What happens if an employee receive commission? Do i submit a form each month?

----------


## Yvonne

As I read it, there is no UIF on commission, unless they are of a regular, fixed  nature, so you would not have to submit the UI-19. but you would have to submit the UI-19 for any portion of earnings which are NOT commissions.

I am so hoping that someone who works regularly with payrolls answers this thread!

Yvonne

----------


## Dave A

I did an entry in our Wiki on the UIF levy here which covers inclusions and exclusions. It was a while ago but I'm not aware of any changes to legislation affecting this since.

----------

Yvonne (20-Mar-09)

----------


## Yvonne

Thanks Dave, the Wiki is very clear - I just did not think of checking there!!!
Apologies - grey hair moment!

Yvonne

----------


## Dave A

I don't blame you, Yvonne. The Wiki is still rather spartan. I only checked on the off-chance myself as setting up the page was a vague memory.

I need to do some work on the Wiki. We've had so much good information and great leads here that needs to be compiled sooner or later.

----------


## kiokote

hi guys
i am a brand new member of the forum landed on it by some sheer luck! 
..and i happen to have this q and all people i askd incl department cant give a straight answer..!  i will really appreciate if someone can tell me wht is the threshold amount for UIF?(per month)... and is everybody liable for uif?.. i read somewhere that (it was an old 2007 SARS guideline..that UIF renumeration is the TOTAL RENUMERATION less Exclusions....(is this still the case ?)
thanks guys

----------


## Dave A

There hasn't been a change since October 2007 that I'm aware of.

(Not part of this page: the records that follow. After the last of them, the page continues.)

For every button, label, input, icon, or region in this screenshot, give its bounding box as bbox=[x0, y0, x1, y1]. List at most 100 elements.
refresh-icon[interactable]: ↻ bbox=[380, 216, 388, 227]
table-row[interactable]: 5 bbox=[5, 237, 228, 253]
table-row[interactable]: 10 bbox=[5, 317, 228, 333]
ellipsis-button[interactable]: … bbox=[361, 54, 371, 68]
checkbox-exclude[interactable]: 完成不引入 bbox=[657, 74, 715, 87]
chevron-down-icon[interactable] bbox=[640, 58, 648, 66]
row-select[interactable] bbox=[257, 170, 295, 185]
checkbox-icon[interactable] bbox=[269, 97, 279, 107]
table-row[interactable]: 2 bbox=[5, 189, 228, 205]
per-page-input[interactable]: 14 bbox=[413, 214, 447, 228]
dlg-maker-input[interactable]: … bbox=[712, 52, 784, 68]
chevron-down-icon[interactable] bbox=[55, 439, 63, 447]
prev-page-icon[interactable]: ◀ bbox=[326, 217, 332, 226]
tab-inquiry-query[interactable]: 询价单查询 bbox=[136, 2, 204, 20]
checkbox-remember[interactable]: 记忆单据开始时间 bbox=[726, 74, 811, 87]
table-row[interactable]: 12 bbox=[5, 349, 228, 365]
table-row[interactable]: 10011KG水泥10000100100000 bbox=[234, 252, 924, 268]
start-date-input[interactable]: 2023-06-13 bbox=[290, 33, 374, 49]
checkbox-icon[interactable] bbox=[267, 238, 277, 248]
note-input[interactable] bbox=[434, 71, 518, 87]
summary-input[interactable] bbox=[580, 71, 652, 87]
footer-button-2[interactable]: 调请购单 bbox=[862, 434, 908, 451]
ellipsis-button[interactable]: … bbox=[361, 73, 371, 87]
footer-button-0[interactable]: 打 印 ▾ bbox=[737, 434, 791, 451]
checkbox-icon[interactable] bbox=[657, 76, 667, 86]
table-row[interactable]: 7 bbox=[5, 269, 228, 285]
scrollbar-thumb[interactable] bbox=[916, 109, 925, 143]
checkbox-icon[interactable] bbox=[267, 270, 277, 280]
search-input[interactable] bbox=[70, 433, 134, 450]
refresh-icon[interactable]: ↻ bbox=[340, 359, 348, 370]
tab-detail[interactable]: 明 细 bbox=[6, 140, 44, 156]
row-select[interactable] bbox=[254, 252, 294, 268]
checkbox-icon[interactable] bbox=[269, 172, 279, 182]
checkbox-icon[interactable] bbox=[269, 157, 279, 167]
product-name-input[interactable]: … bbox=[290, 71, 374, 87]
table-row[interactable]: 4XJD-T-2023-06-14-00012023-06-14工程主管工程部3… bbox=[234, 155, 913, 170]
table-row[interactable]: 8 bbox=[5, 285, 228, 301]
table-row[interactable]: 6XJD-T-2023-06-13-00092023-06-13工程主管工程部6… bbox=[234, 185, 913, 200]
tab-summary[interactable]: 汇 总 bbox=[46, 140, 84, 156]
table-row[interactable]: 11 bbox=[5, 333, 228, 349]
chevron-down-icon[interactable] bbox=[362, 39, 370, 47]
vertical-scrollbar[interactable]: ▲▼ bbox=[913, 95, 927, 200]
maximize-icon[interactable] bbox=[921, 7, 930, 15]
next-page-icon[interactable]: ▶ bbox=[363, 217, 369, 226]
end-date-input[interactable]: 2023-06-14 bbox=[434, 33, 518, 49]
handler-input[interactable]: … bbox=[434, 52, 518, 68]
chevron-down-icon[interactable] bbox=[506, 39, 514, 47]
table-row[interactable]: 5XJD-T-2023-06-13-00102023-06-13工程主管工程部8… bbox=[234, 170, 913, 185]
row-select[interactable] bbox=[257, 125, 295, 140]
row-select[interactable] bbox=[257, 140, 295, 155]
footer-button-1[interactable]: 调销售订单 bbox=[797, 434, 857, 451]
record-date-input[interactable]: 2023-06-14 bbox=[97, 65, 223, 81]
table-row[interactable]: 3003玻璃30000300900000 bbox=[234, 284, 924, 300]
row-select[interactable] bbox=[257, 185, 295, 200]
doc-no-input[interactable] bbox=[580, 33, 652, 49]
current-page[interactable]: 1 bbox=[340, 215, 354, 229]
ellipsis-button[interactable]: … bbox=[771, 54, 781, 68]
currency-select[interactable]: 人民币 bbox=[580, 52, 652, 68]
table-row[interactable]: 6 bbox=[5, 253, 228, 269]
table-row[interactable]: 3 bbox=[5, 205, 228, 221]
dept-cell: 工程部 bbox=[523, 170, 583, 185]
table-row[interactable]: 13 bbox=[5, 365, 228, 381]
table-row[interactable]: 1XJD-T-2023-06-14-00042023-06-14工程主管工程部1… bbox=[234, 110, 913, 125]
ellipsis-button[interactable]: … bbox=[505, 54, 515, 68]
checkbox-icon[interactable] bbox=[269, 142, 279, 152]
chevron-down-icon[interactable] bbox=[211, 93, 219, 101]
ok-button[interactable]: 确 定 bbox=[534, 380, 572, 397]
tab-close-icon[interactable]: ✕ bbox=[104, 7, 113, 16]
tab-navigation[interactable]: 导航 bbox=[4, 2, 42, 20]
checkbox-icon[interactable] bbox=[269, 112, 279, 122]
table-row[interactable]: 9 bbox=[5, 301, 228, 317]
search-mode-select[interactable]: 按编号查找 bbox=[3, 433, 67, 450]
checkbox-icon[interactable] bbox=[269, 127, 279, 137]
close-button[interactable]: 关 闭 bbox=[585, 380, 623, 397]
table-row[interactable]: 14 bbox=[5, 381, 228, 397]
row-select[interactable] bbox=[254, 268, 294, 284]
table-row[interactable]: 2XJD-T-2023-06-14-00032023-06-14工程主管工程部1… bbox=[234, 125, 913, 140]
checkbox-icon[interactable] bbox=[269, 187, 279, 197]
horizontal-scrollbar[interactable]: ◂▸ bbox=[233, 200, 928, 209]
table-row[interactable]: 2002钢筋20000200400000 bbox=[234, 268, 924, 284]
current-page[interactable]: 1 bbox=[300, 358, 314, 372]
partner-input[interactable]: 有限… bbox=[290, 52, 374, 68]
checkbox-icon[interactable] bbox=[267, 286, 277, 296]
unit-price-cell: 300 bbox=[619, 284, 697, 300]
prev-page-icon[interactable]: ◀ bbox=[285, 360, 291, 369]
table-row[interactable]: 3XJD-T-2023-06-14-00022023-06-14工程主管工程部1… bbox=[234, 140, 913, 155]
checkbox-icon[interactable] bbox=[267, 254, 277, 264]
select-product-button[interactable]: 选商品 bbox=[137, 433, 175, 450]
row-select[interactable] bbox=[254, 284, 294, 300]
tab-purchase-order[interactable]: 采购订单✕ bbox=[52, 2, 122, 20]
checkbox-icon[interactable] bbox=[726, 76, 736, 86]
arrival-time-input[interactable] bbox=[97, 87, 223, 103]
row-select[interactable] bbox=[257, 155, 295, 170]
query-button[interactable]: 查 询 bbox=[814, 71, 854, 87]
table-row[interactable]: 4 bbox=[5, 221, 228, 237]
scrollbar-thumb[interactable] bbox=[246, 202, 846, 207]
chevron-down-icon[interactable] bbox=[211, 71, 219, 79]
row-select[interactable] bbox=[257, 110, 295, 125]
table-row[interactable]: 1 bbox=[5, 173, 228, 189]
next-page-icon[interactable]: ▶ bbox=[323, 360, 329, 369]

The threshold only seems to be changed every couple of years. That said, it means one was due in October 2009 or thereabouts then. Perhaps we'll see a change in threshold soon.

----------


## CrystalT

I just want to find out if anyone knows how i can find out which employees are still part of my UIF system?

----------


## Dave A

Are you filing returns via uFiling or faxing manual returns?

----------


## vamily0804

Threshold for determining the UI contribution - A contribution shall not apply to so much of the remuneration paid or payable by an employer to an employee, as exceeds -
 with effect from 1 April 2002 - R8 099 per month (R97 188 annually);
 with effect from 1 April 2003 - R8 836 per month (R106 032 annually);
 with effect from 1 October 2005 - R10 966 per month (R131 592 annually);
 with effect from 1 July 2006 - R11 662 per month (R139 944 annually); and
 with effect from 1 February 2008 - R12 478 per month (R149 736 annually).

----------

Dave A (21-Jan-10), Marq (21-Jan-10)

----------


## Marq

I wonder where they get these funny amounts from. I mean who earns R10,966 or R 12,478 a month.  Everybody in the real world knows a round number and can even hold round numbers in their head to be useful in giving advise. Who is ever going to remember an odd number that does not make sense?

----------


## Dave A

I believe it's based on an average income for qualified artisans.

----------


## lovzin

I am a Zimbabwean permanently employed in SA. I would like to find out if i should pay UIF as i only contribute PAYE. I am willing to pay UIF. My employer never mentioned UIF to me. I am wondering if the Company is running away from the 1% they should add or there is more to it?

----------


## Pap_sak

> I am a Zimbabwean permanently employed in SA. I would like to find out if i should pay UIF as i only contribute PAYE. I am willing to pay UIF. My employer never mentioned UIF to me. I am wondering if the Company is running away from the 1% they should add or there is more to it?


Although UIF is a waste of time, they/you should be paying it. Is 1% being deducted from your salary at the moment? If it is, they are probably paying it - just ask.

From what I understand, UIF is worked on total remuneration. It is a bit of a pain, because when paying UIF online I have to work out a new salary every month - as I give frequent bonuses -it really bugs me that there is not a "standard" salary and a "extra remuneration" place on UIF's website. 

Try to get help from anyone at the UIF is useless - it's, at usual, a joke. When I first registered I told them I had to backdate a few employees - thier response - just send a cheque. I put in all the figures for when they started and haven't heard anything since. I am not wasting any more of my time with them - IMO this is just another useless stealth tax.

At the moment I am getting sent details of another company with a similar name to mine...employees details, id numbers and wages..spoke to the UIF, even though it's their cock up they do not want to take responsibility. I just send the letters back RTS. 

Useless  :Chair:

----------